Co-Regulation Through Creativity: How Art Therapy Supports Emotional Regulation in Children
Emotional regulation isn’t something children develop on their own. It grows through relationship. A child’s nervous system is shaped through repeated experiences of being with an adult who offers presence, responsiveness, and connection. Before children can navigate emotions independently, they first experience regulation with someone else.
For many children — particularly those who are neurodivergent, highly sensitive, or navigating early stress — emotions can feel intense or all-encompassing. Art therapy offers a relational, creative space where these experiences can be met with support rather than pressure, and where emotions can be explored without needing to be controlled or explained.
What Emotional Regulation Really Is
Emotional regulation isn’t about suppressing feelings or behaving calmly. It’s the ability to stay connected while emotions move through us — to experience feelings, express them in safe ways, and remain in relationship.
Young children don’t learn this skill in isolation. They learn it through co-regulation: moments where an adult stays close, attuned, and responsive when feelings arise. Over time, these experiences shape a child’s capacity to relate to their emotions with more trust and flexibility.
How Art Therapy Supports Regulation Through Connection
Art therapy offers children a concrete, creative way to engage with emotions while staying connected to a supportive adult. When words feel unavailable or overwhelming, creative expression becomes another form of communication.
It offers a body-based way to engage with feelings
Emotions are lived through the body, not just the mind. Art-making allows children to express energy, sensation, and movement through materials — whether through strong marks, repetitive motions, or gentle touch. This supports emotional engagement without requiring verbal explanation.
It creates a non-verbal space for expression
Many children find it difficult to answer questions about feelings. Art therapy removes the pressure to explain by allowing expression to happen visually, sensorially, or through movement. The artwork becomes the language.
It supports co-regulation through shared creative space
Art therapy is relational. Sitting alongside a child, sharing materials, and following their lead offers powerful cues of safety and connection. Regulation emerges through togetherness, not instruction.
It allows emotions to be externalised and explored
When feelings feel big or confusing, art allows them to take shape outside the body. Seeing emotions represented visually can help children feel less overwhelmed and more curious about their inner experiences.
It introduces rhythm, repetition, and predictability
Creative processes such as painting in repeated strokes, shaping clay, or working with familiar materials can offer a sense of continuity and steadiness. These experiences support connection and orientation without demanding stillness or calm.
How Parents and Caregivers Can Use Art to Support Co-Regulation
Because regulation develops through relationship, caregivers play an important role in supporting emotional experiences at home. You don’t need to be an art therapist to bring these principles into everyday moments.
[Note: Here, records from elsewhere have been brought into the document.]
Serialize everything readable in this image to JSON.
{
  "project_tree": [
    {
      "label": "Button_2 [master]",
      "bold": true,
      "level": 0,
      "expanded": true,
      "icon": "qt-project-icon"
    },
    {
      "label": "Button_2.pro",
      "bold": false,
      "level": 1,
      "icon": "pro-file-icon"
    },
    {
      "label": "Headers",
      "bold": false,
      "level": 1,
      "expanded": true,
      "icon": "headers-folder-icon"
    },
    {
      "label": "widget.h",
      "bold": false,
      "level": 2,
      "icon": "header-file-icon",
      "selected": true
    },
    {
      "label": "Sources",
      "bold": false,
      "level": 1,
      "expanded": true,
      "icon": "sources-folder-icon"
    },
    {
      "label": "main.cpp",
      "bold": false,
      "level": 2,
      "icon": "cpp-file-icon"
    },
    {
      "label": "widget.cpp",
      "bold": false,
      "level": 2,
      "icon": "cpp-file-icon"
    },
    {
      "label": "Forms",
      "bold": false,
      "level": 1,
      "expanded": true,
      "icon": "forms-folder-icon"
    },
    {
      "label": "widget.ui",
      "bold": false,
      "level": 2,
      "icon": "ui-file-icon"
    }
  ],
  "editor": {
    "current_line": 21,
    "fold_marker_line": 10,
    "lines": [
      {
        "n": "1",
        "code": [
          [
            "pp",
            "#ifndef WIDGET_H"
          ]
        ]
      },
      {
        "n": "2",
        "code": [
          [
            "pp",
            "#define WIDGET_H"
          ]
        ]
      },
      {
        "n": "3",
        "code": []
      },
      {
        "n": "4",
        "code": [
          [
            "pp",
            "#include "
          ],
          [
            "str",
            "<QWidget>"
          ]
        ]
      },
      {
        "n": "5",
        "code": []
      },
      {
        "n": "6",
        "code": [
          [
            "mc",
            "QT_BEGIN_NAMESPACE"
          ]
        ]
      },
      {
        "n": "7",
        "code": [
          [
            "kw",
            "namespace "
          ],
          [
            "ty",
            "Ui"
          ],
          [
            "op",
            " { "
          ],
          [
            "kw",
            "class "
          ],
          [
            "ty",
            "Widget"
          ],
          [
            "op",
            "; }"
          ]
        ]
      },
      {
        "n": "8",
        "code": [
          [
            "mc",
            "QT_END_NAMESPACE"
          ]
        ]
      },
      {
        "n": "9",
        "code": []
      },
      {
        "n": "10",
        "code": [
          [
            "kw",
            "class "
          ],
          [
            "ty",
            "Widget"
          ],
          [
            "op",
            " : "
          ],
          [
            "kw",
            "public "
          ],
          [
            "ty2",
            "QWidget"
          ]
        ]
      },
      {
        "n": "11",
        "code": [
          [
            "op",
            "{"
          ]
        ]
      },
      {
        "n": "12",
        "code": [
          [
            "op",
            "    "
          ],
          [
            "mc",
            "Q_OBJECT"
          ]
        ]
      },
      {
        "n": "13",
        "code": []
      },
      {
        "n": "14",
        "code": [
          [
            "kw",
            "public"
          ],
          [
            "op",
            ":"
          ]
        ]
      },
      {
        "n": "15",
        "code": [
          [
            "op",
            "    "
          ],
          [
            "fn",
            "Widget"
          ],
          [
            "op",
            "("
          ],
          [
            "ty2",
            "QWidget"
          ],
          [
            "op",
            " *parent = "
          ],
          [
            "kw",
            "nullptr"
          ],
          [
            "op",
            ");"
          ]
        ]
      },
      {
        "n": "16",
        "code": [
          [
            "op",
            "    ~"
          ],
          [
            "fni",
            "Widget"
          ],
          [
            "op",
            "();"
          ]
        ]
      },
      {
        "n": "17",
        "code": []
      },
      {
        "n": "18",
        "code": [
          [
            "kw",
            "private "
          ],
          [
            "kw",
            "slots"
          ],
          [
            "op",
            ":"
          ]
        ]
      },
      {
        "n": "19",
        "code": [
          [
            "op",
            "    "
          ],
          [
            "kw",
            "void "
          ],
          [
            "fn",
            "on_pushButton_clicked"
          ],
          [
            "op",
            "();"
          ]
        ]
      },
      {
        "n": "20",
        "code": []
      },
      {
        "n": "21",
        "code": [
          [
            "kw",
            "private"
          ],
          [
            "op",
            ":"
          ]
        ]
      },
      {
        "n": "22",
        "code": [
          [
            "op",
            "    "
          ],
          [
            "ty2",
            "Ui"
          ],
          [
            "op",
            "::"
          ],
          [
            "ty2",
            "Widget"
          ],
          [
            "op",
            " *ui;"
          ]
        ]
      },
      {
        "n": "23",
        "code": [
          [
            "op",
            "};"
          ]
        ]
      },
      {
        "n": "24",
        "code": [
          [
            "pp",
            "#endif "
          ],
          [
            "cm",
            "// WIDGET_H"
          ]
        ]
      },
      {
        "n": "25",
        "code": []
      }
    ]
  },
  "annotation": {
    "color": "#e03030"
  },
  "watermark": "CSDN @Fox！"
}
Sit with your child during creative time without directing or correcting. Presence matters more than outcome.
Create alongside your child — draw, paint, or explore materials together, following their lead.
Use art as an invitation rather than a solution. “Would you like to draw how it feels?” can be more supportive than asking for explanations.
Respond with curiosity instead of judgement. Reflect what you notice rather than trying to change the expression.
Offer sensory-based materials such as clay, paint, or water to support embodied expression.
Children don’t regulate alone. They learn regulation through being with adults who can stay connected when emotions rise. Art therapy offers one pathway for this — a space where feelings can be expressed, witnessed, and met with care.
Rather than teaching children to fix or manage emotions, art therapy supports them to experience emotions within relationship. Through creativity and connection, children learn that their feelings are not too much — and that they don’t have to face them by themselves.